“That’s what school’s for. Discovering new passions,” Obama said, speaking under the basketball backboard in a packed gym turned steamy from the extra lighting.
“That’s why one hour you can be an artist; the next, an author; the next, a scientist,” he said. “Or a historian. Or a carpenter. This is the time when you can try out new interests and test new ideas.”
Obama told students he didn’t want to be “another adult who stands up to lecture you like you’re just kids,” prefacing a series of fairly lecture-like remarks.
“It starts with being the best student you can be,” said Obama, accompanied by Education Secretary Arne Duncan and addressing a crowd that also included Mayor Vincent C. Gray (D), D.C. Schools Chancellor Kaya Henderson and D.C. Council Chairman Kwame R. Brown (D).
“Now that doesn’t always mean you have to get a perfect score on every assignment. . . . It means you have to keep at it,” Obama said. “It means you have to work as hard as you know how.”
As the setting for a presidential speech to inspire and exhort school kids, Banneker might not have been the best fit. Students there seem to be doing just fine without Obama’s work-hard-dream-big pep talk.

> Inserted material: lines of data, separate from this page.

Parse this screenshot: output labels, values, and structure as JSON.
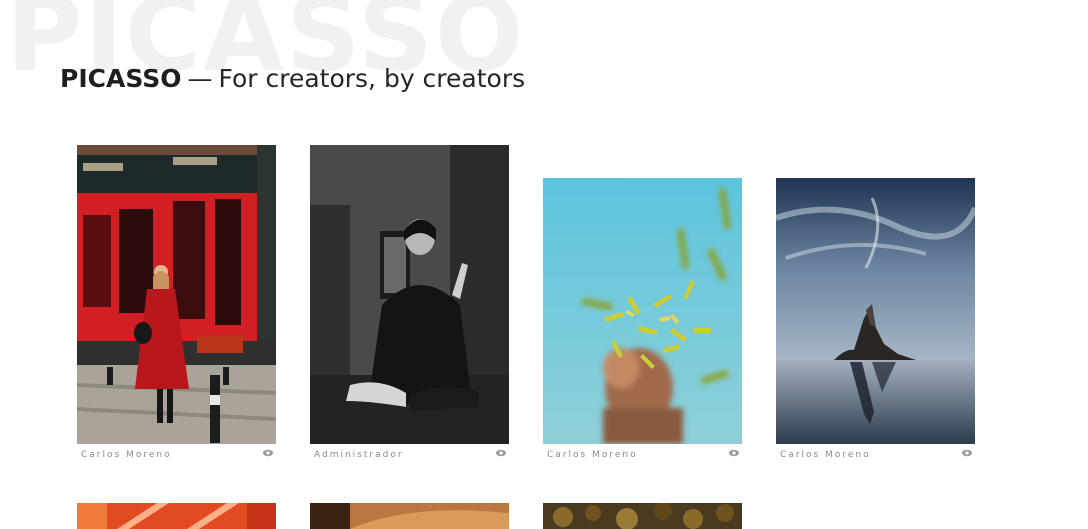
{
  "site": {
    "watermark": "PICASSO",
    "brand": "PICASSO",
    "separator": "—",
    "tagline": "For creators, by creators"
  },
  "gallery": [
    {
      "author": "Carlos Moreno",
      "icon": "eye-icon",
      "subject": "woman in red coat in front of red cafe storefront"
    },
    {
      "author": "Administrador",
      "icon": "eye-icon",
      "subject": "black and white portrait of woman smoking"
    },
    {
      "author": "Carlos Moreno",
      "icon": "eye-icon",
      "subject": "blurred yellow confetti against blue sky"
    },
    {
      "author": "Carlos Moreno",
      "icon": "eye-icon",
      "subject": "rock formation in calm sea under cloudy sky"
    }
  ],
  "colors": {
    "accent_red": "#d21f23",
    "meta_text": "#8a8a8a",
    "sky_blue": "#4fbcd7"
  }
}
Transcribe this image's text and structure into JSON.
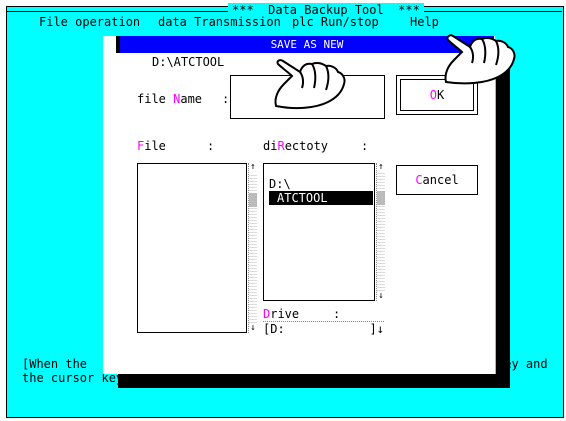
{
  "app": {
    "title": "***  Data Backup Tool  ***"
  },
  "menu": {
    "items": [
      "File operation",
      "data Transmission",
      "plc Run/stop",
      "Help"
    ]
  },
  "dialog": {
    "title": "SAVE AS NEW",
    "current_path": "D:\\ATCTOOL",
    "file_name": {
      "hot": "N",
      "label_pre": "file ",
      "label_post": "ame",
      "colon": ":",
      "value": ""
    },
    "ok_button": {
      "hot": "O",
      "rest": " K"
    },
    "cancel_button": {
      "hot": "C",
      "rest": "ancel"
    },
    "file_list": {
      "hot": "F",
      "label_rest": "ile",
      "colon": ":",
      "items": []
    },
    "directory_list": {
      "label_pre": "di",
      "hot": "R",
      "label_post": "ectoty",
      "colon": ":",
      "items": [
        "D:\\",
        "ATCTOOL"
      ],
      "selected_index": 1
    },
    "drive": {
      "hot": "D",
      "label_rest": "rive",
      "colon": ":",
      "value": "[D:",
      "suffix": "]↓"
    }
  },
  "hint": {
    "line1_left": "[When the",
    "line1_right": "key and",
    "line2": "the cursor key.]"
  },
  "colors": {
    "screen": "#00ffff",
    "header": "#0000ff",
    "hotkey": "#ff00ff",
    "selection": "#000000"
  },
  "icons": [
    "pointing-hand-icon"
  ]
}
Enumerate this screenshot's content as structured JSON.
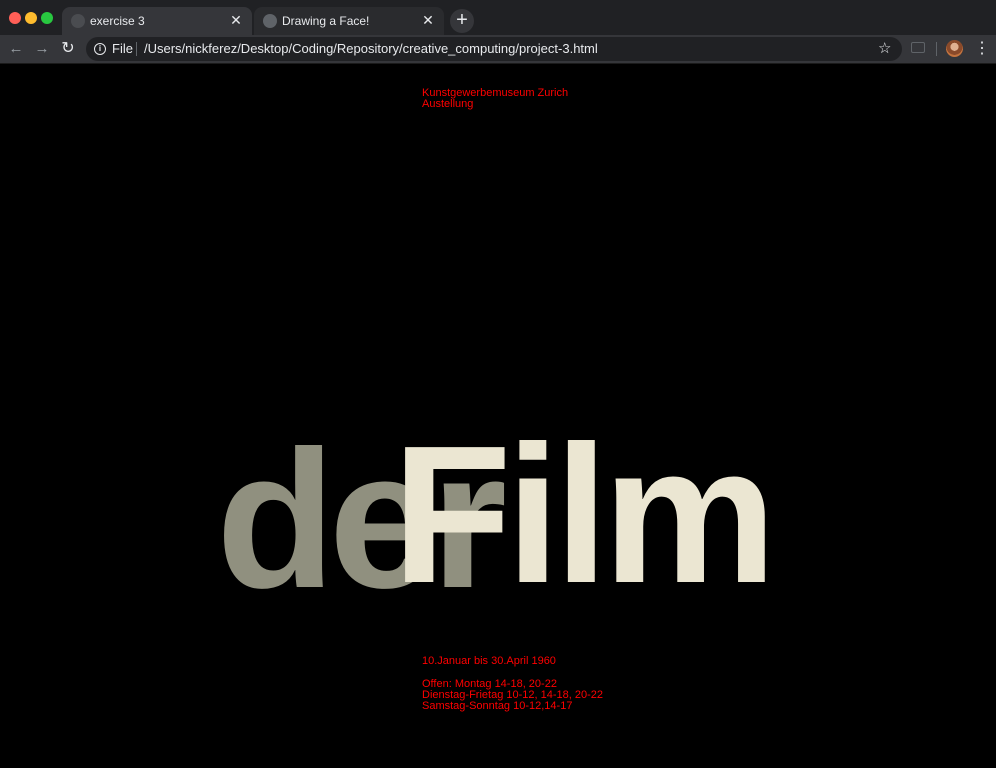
{
  "browser": {
    "tabs": [
      {
        "title": "exercise 3",
        "close": "✕"
      },
      {
        "title": "Drawing a Face!",
        "close": "✕"
      }
    ],
    "new_tab": "+",
    "nav": {
      "back": "←",
      "forward": "→",
      "reload": "↻"
    },
    "address": {
      "scheme_label": "File",
      "url": "/Users/nickferez/Desktop/Coding/Repository/creative_computing/project-3.html"
    },
    "bookmark_star": "☆",
    "menu": "⋮",
    "colors": {
      "tabstrip": "#202124",
      "toolbar": "#35363a",
      "omnibox": "#202124"
    }
  },
  "poster": {
    "header": {
      "line1": "Kunstgewerbemuseum Zurich",
      "line2": "Austellung"
    },
    "title_left": "der",
    "title_right": "Film",
    "date": "10.Januar bis 30.April 1960",
    "hours": {
      "line1": "Offen: Montag 14-18, 20-22",
      "line2": "Dienstag-Frietag 10-12, 14-18, 20-22",
      "line3": "Samstag-Sonntag 10-12,14-17"
    },
    "colors": {
      "background": "#000000",
      "info_text": "#ff0000",
      "title_left": "#90907f",
      "title_right": "#ebe6d2"
    }
  }
}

Banneker, where admission is by application only, is the top of the pyramid for D.C. public high schools. Ninety-four percent of its sophomores read at proficiency level or better on the 2011 D.C. Comprehensive Assessment System. The pass rate in math was nearly 98 percent. Only the School Without Walls did better. In addition, Banneker boasts a better than 95 percent graduation rate, more than 20 points above the citywide average, according to the latest available data. Half the students are eligible for free or reduced price lunch.
But this was no ordinary motivational talk, of course.
“We are very proud the president chose Benjamin Banneker,” said Donae Owens, the student body president and an aspiring architectural engineer, who introduced Obama “president to president.” She called it a “historic event for all of us.”
“What he said was very meaningful to us,” said Monet Little, a senior who wants to study international affairs at Penn State. “Students tend to block out a lot of this stuff.”
Benjamin Acquah of Jefferson Middle School, who had been invited to the event, observed that the speech “was shorter than I expected,” but that was okay.
“He socialized,” Acquah said of Obama’s speaking style. “He made sure we understood what he was talking about.”
No one was more pleased than Banneker Principal Anita Berger.
“Be proud. Be proud that we’re D.C. public schools,” she said before Obama took the stage.
She said later that despite its selective admissions process — more than 450 applications for 140 seats this fall — Banneker’s success could be duplicated in any of the District’s open-enrollment high schools.
“You have to have a group of committed adults” — that means everyone from administrators to custodial staff, said Berger, who has led the school for seven years.
Not everyone seemed to buy in completely. After the speech, a group of Banneker teachers seated in the bleachers briefly flashed a small sign that said, “No More Standardized Testing.”